1 はじめに
こんにちは、弁護士の伊藤です。
今回は、被害者の逸失利益等将来現実化するべき利益等(以下「逸失利益等」といいます。)の算定における中間利息の控除について、みていきたいと思います。
2 中間利息の控除
中間利息の控除とは、逸失利益等に関する損害賠償額を算定するのにあたって、将来これら利益等を得たであろう時までの利息相当額(中間利息)を控除することをいいます。
中間利息を控除する趣旨は、被害者が逸失利益等を不法行為時に生じた損害として一時金で取得することで、被害者において一時金運用利息分を利得することになる不都合を回避という点にあり、これは損害の公平な分担ないし損害の填補という損害賠償制度の本質に由来します。
3 控除すべき中間利息の割合
⑴ 実務運用
裁判所[1]は、法的安定及び統一的処理の必要性を理由として、年利5%の民事法定利率(民法404条)によらなければならないとしています。
これを受けて、実務では、控除される中間利息は年利5%とする運用がなされています。
⑵ 実務運用に対する問題意識
ところで、周知のとおり、民事法定利率は実勢金利[2]と著しく乖離しています。
そもそも、「交通事故による逸失利益を現在価額に換算する上で中間利息を控除することが許されるのは、将来にわたる分割払と比べて不足を生じないだけの経済的利益が一般的に肯定されるから」[3]であるはずです。
そうであれば、「中間利息の控除割合は裁判時の実質金利(名目金利と賃金上昇率又は物価上昇率との差)とすべき」[4]と、個人的には考えているところです。
4 中間利息控除の方法
⑴ 中間利息控除の方法
中間利息控除の主な方式としては、ライプニッツ方式とホフマン方式があります。
ア ライプニッツ方式
ライプニッツ方式とは、各期ごとに受け取る利息を複利で運用することを前提に中間利息を控除する方法をいいます。

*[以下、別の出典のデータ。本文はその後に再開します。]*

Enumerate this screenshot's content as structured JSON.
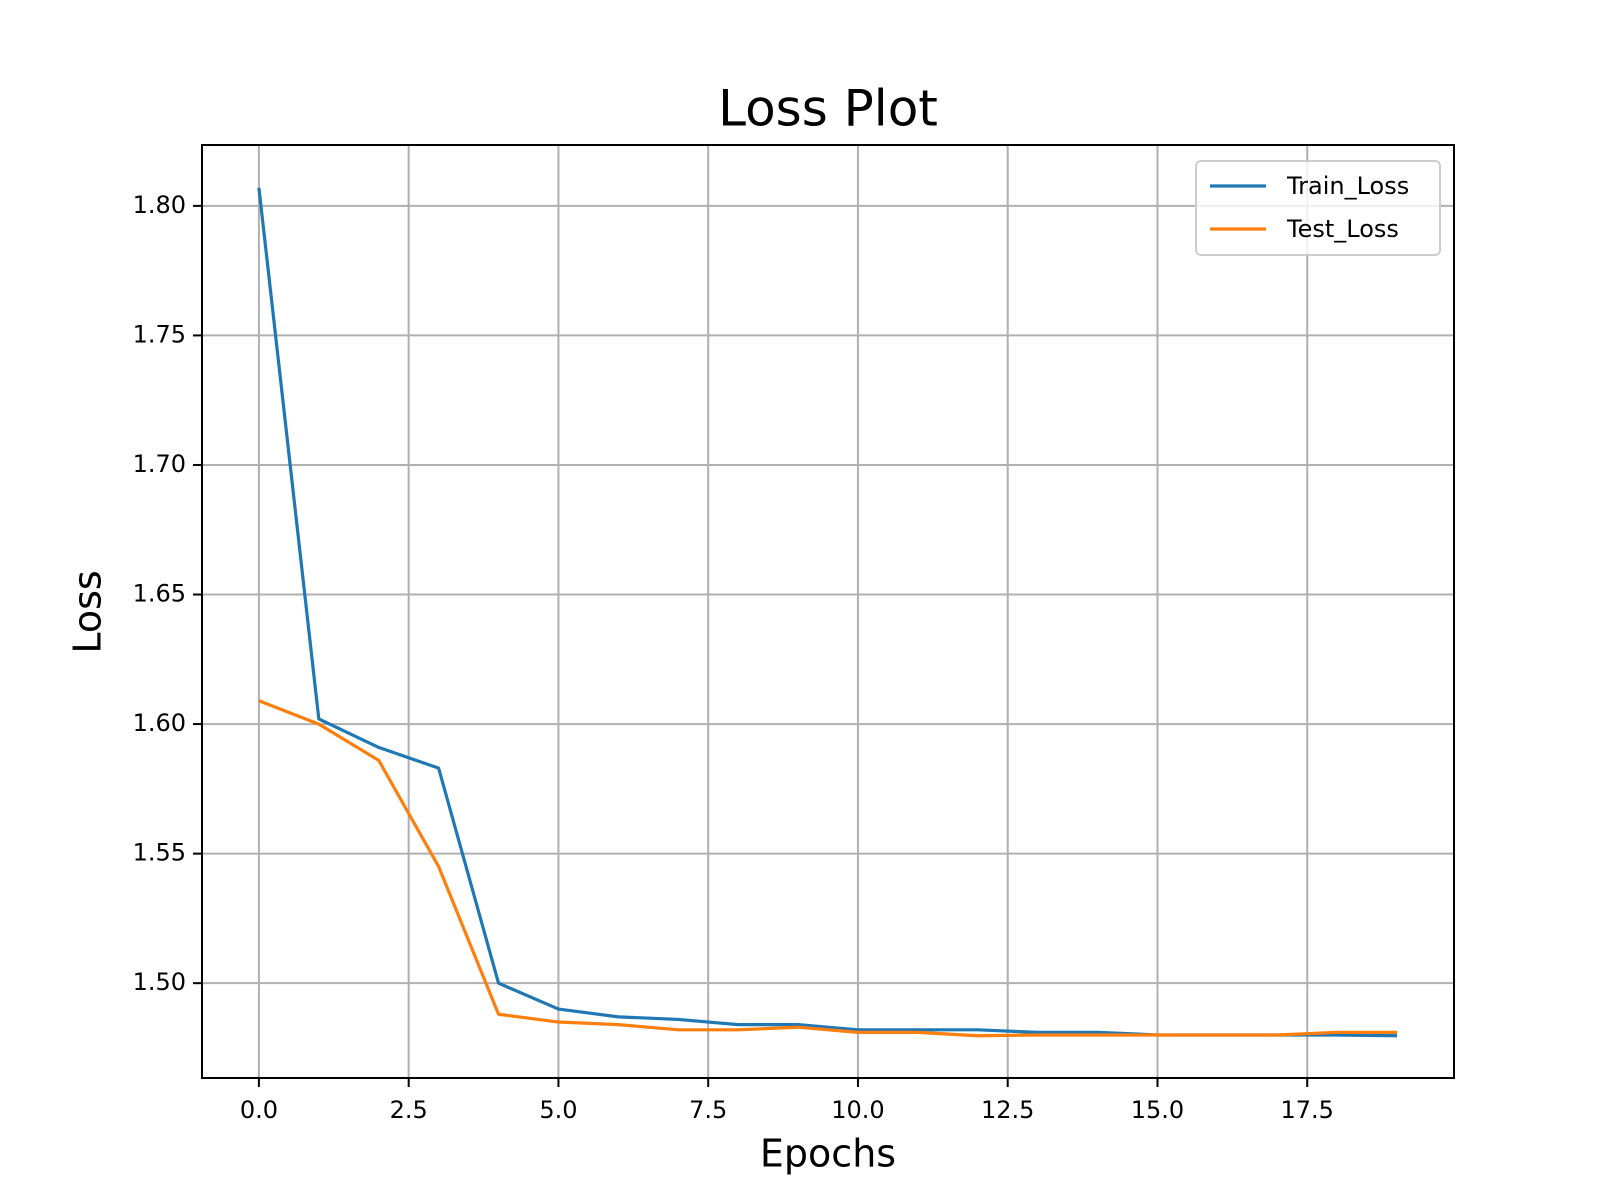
{
  "chart_data": {
    "type": "line",
    "title": "Loss Plot",
    "x_label": "Epochs",
    "y_label": "Loss",
    "x": [
      0,
      1,
      2,
      3,
      4,
      5,
      6,
      7,
      8,
      9,
      10,
      11,
      12,
      13,
      14,
      15,
      16,
      17,
      18,
      19
    ],
    "series": [
      {
        "name": "Train_Loss",
        "color": "#1f77b4",
        "values": [
          1.807,
          1.602,
          1.591,
          1.583,
          1.5,
          1.49,
          1.487,
          1.486,
          1.484,
          1.484,
          1.482,
          1.482,
          1.482,
          1.481,
          1.481,
          1.48,
          1.48,
          1.48,
          1.48,
          1.4797
        ]
      },
      {
        "name": "Test_Loss",
        "color": "#ff7f0e",
        "values": [
          1.609,
          1.6,
          1.586,
          1.545,
          1.488,
          1.485,
          1.484,
          1.482,
          1.482,
          1.483,
          1.481,
          1.481,
          1.4797,
          1.48,
          1.48,
          1.48,
          1.48,
          1.48,
          1.481,
          1.481
        ]
      }
    ],
    "xlim": [
      -0.95,
      19.95
    ],
    "xticks": [
      {
        "value": 0,
        "label": "0.0"
      },
      2.5,
      {
        "value": 5,
        "label": "5.0"
      },
      7.5,
      {
        "value": 10,
        "label": "10.0"
      },
      12.5,
      {
        "value": 15,
        "label": "15.0"
      },
      17.5
    ],
    "ylim": [
      1.4634,
      1.8235
    ],
    "yticks": [
      {
        "value": 1.5,
        "label": "1.50"
      },
      1.55,
      {
        "value": 1.6,
        "label": "1.60"
      },
      1.65,
      {
        "value": 1.7,
        "label": "1.70"
      },
      1.75,
      {
        "value": 1.8,
        "label": "1.80"
      }
    ],
    "grid": true,
    "legend": "upper right"
  }
}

つまり、後述するホフマン方式に比べて、控除される額は大きく(賠償額は小さく)なります。
イ ホフマン方式
ホフマン方式とは、単利で運用することを前提に控除する方法をいいます。
つまり、前述のライプニッツ方式に比べて、控除される額は小さく(賠償額は大きく)なります。
⑵ 実務における問題意識
ライプニッツ方式とホフマン方式のいずれの方式が採用されるかによって、控除される金額に大きな差が生じます。

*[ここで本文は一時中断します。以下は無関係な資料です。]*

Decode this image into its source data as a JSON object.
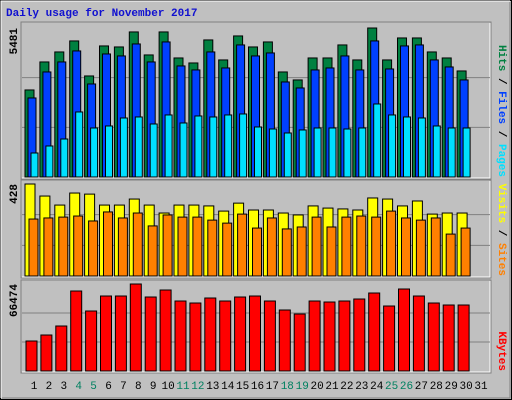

例えば、27歳で年収500万円の独身男性が死亡した場合、逸失利益を算定すると損害賠償額1000万円以上の差額が生じるという試算[5]があるくらいです。
したがって、いずれの方式が採用されるかは、当事者にとって切実な問題となります。
⑶ 実務運用
東京・大阪・名古屋の各地裁交通事故専門部から、特段の事情のない限り、ライプニッツ方式を採用すべきとの共同提言[6]が出されて以降、多くの裁判例においてライプニッツ方式が採用されています。
もっとも、裁判所[7]は、ライプニッツ方式及びホフマン方式のいずれも不合理なものとはいえないとし、事案に応じた使い分けを許容しています。
そこで、当事者としては、将来の不確定な事情を前提としながら、できうる限り蓋然性のある額を算出するという中間利息控除の本質に即して、適切と考えられる方法の選択を求めていくべきこととなります。
5 結び
私が本ブログを担当するのは、これが最後になります。これまでお付き合い下さり、ありがとうございました。
[1] 最判平成17年6月14日・民集59巻5号983頁。
[2] 日本銀行金融機構局「預金種類別店頭表示金利の平均年利率等について」(2012年5月23日午前8時50分公表)によれば、普通預金の平均年利率は0.020%。
[3] 札幌高判平成16年7月16日・金融・商事判例1225号16頁(最判平成17年6月14日・民集59巻5号983頁の原審)。
[4] 札幌高判平成16年7月16日・金融・商事判例1225号16頁。
[5] 廣田有紀「交通事故における中間利息控除方式」(財)交通事故紛争処理センター創立30周年記念論文集『交通事故損害賠償の新潮流』291頁。
[6] 「交通事故による逸失利益の算定方式についての共同提言」判タ1014号62頁。
[7] 最判平成22年1月26日・判タ1321号86頁。